Apache Flink aims to make stream processing easy and accessible for everyone. It should come as no surprise that a high level of abstraction puts more load on the core. Flink's SQL engine is the workhorse behind many on-prem and managed SQL platforms. Yet very few users know what is really going on under the hood when submitting a SQL query.
In this talk, we take a deep look into the internals of Flink SQL. Let's take the stack apart! We start with some SQL text and go all the way down to Flink's streaming primitives. I will go through the individual optimizer phases. You will learn how event-time operations are tracked when declaring a watermark, how state is managed when using different kinds of joins, and how changelog modes and upsert keys travel through topology when reading from a Change Data Capture connector.
After this talk, you may not be able to write an optimizer rule, but you should, at least, get a feeling for the power of a simple streaming SQL query.

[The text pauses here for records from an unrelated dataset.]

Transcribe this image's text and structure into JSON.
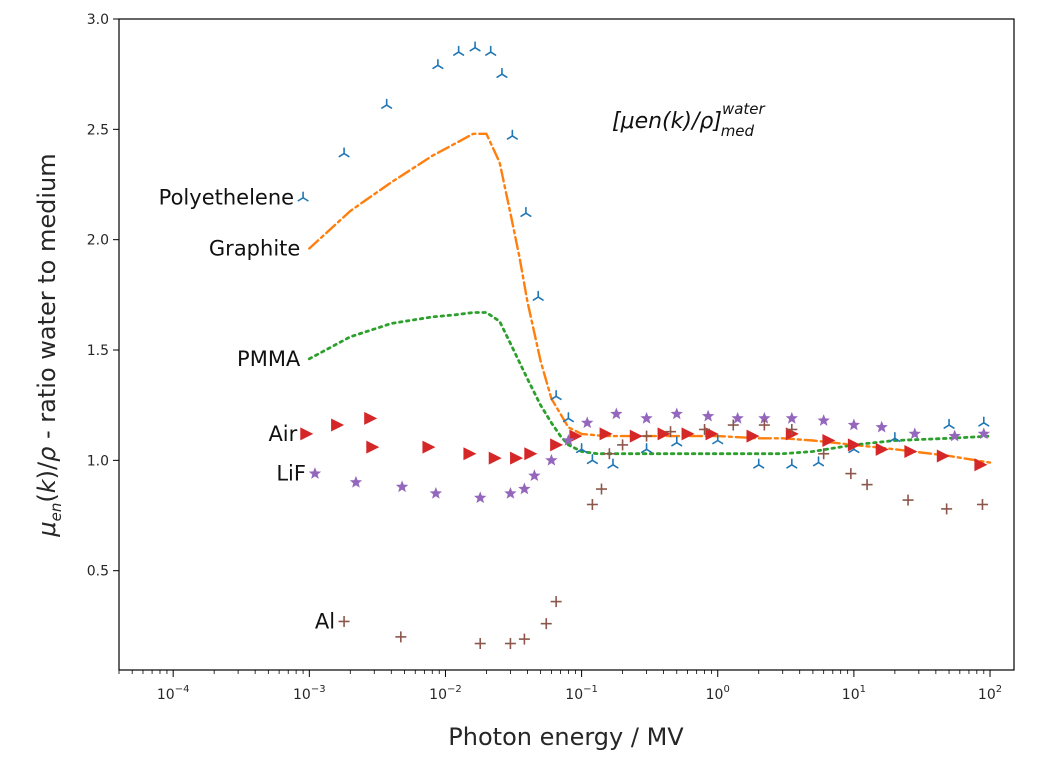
{
  "chart_data": {
    "type": "scatter",
    "xlabel": "Photon energy / MV",
    "ylabel": "μen(k)/ρ - ratio water to medium",
    "xscale": "log",
    "xlim": [
      4e-05,
      150
    ],
    "ylim": [
      0.05,
      3.0
    ],
    "x_ticks": [
      {
        "value": 0.0001,
        "base": "10",
        "exp": "−4"
      },
      {
        "value": 0.001,
        "base": "10",
        "exp": "−3"
      },
      {
        "value": 0.01,
        "base": "10",
        "exp": "−2"
      },
      {
        "value": 0.1,
        "base": "10",
        "exp": "−1"
      },
      {
        "value": 1,
        "base": "10",
        "exp": "0"
      },
      {
        "value": 10,
        "base": "10",
        "exp": "1"
      },
      {
        "value": 100,
        "base": "10",
        "exp": "2"
      }
    ],
    "y_ticks": [
      "0.5",
      "1.0",
      "1.5",
      "2.0",
      "2.5",
      "3.0"
    ],
    "grid": false,
    "header_annotation": {
      "base": "[μen(k)/ρ]",
      "sup": "water",
      "sub": "med"
    },
    "series": [
      {
        "name": "Polyethelene",
        "style": "markers",
        "marker": "tri",
        "color": "#1f77b4",
        "x": [
          0.0009,
          0.0018,
          0.0037,
          0.0088,
          0.0125,
          0.0165,
          0.0215,
          0.026,
          0.031,
          0.039,
          0.048,
          0.065,
          0.08,
          0.1,
          0.12,
          0.17,
          0.3,
          0.5,
          1.0,
          2.0,
          3.5,
          5.5,
          10,
          20,
          50,
          90
        ],
        "y": [
          2.19,
          2.39,
          2.61,
          2.79,
          2.85,
          2.87,
          2.85,
          2.75,
          2.47,
          2.12,
          1.74,
          1.29,
          1.19,
          1.05,
          1.0,
          0.98,
          1.05,
          1.08,
          1.09,
          0.98,
          0.98,
          0.99,
          1.05,
          1.1,
          1.16,
          1.17
        ]
      },
      {
        "name": "Graphite",
        "style": "dashdot",
        "color": "#ff7f0e",
        "x": [
          0.001,
          0.002,
          0.004,
          0.008,
          0.013,
          0.016,
          0.02,
          0.025,
          0.03,
          0.035,
          0.04,
          0.05,
          0.06,
          0.08,
          0.1,
          0.15,
          0.2,
          0.3,
          0.5,
          1,
          2,
          3,
          5,
          10,
          20,
          50,
          100
        ],
        "y": [
          1.96,
          2.13,
          2.26,
          2.38,
          2.45,
          2.48,
          2.48,
          2.35,
          2.12,
          1.92,
          1.72,
          1.45,
          1.28,
          1.15,
          1.12,
          1.11,
          1.11,
          1.11,
          1.11,
          1.11,
          1.1,
          1.1,
          1.09,
          1.07,
          1.05,
          1.02,
          0.99
        ]
      },
      {
        "name": "PMMA",
        "style": "dotted",
        "color": "#2ca02c",
        "x": [
          0.001,
          0.002,
          0.004,
          0.008,
          0.012,
          0.016,
          0.02,
          0.025,
          0.03,
          0.04,
          0.05,
          0.06,
          0.07,
          0.08,
          0.1,
          0.13,
          0.2,
          0.3,
          0.5,
          1,
          2,
          3,
          5,
          10,
          20,
          50,
          100
        ],
        "y": [
          1.46,
          1.56,
          1.62,
          1.65,
          1.66,
          1.67,
          1.67,
          1.63,
          1.53,
          1.37,
          1.25,
          1.17,
          1.11,
          1.07,
          1.04,
          1.03,
          1.03,
          1.03,
          1.03,
          1.03,
          1.03,
          1.03,
          1.04,
          1.07,
          1.09,
          1.1,
          1.11
        ]
      },
      {
        "name": "Air",
        "style": "markers",
        "marker": "triangle-right",
        "color": "#d62728",
        "x": [
          0.00095,
          0.0016,
          0.0028,
          0.0029,
          0.0075,
          0.015,
          0.023,
          0.033,
          0.042,
          0.065,
          0.09,
          0.15,
          0.25,
          0.4,
          0.6,
          0.9,
          1.8,
          3.5,
          6.5,
          10,
          16,
          26,
          45,
          85
        ],
        "y": [
          1.12,
          1.16,
          1.19,
          1.06,
          1.06,
          1.03,
          1.01,
          1.01,
          1.03,
          1.07,
          1.11,
          1.12,
          1.11,
          1.12,
          1.12,
          1.12,
          1.11,
          1.12,
          1.09,
          1.07,
          1.05,
          1.04,
          1.02,
          0.98
        ]
      },
      {
        "name": "LiF",
        "style": "markers",
        "marker": "star",
        "color": "#9467bd",
        "x": [
          0.0011,
          0.0022,
          0.0048,
          0.0085,
          0.018,
          0.03,
          0.038,
          0.045,
          0.06,
          0.08,
          0.11,
          0.18,
          0.3,
          0.5,
          0.85,
          1.4,
          2.2,
          3.5,
          6,
          10,
          16,
          28,
          55,
          90
        ],
        "y": [
          0.94,
          0.9,
          0.88,
          0.85,
          0.83,
          0.85,
          0.87,
          0.93,
          1.0,
          1.09,
          1.17,
          1.21,
          1.19,
          1.21,
          1.2,
          1.19,
          1.19,
          1.19,
          1.18,
          1.16,
          1.15,
          1.12,
          1.11,
          1.12
        ]
      },
      {
        "name": "Al",
        "style": "markers",
        "marker": "plus",
        "color": "#8c564b",
        "x": [
          0.0018,
          0.0047,
          0.018,
          0.03,
          0.038,
          0.055,
          0.065,
          0.12,
          0.14,
          0.16,
          0.2,
          0.3,
          0.45,
          0.8,
          1.3,
          2.2,
          3.5,
          6,
          9.5,
          12.5,
          25,
          48,
          88
        ],
        "y": [
          0.27,
          0.2,
          0.17,
          0.17,
          0.19,
          0.26,
          0.36,
          0.8,
          0.87,
          1.03,
          1.07,
          1.11,
          1.13,
          1.14,
          1.16,
          1.16,
          1.14,
          1.03,
          0.94,
          0.89,
          0.82,
          0.78,
          0.8
        ]
      }
    ]
  }
}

Timo Walther is a Principal Software Engineer at Confluent and a long-time member of Apache Flink’s management committee. He studied Computer Science at TU Berlin and was part of the Database Group there - the origins of Apache Flink. He worked as a software engineer at DataArtisans and led the SQL team at Ververica. He was a Co-Founder of Immerok which was acquired by Confluent in 2023. In Flink, he is working on various topics in the Table & SQL ecosystem to make stream processing accessible for everyone.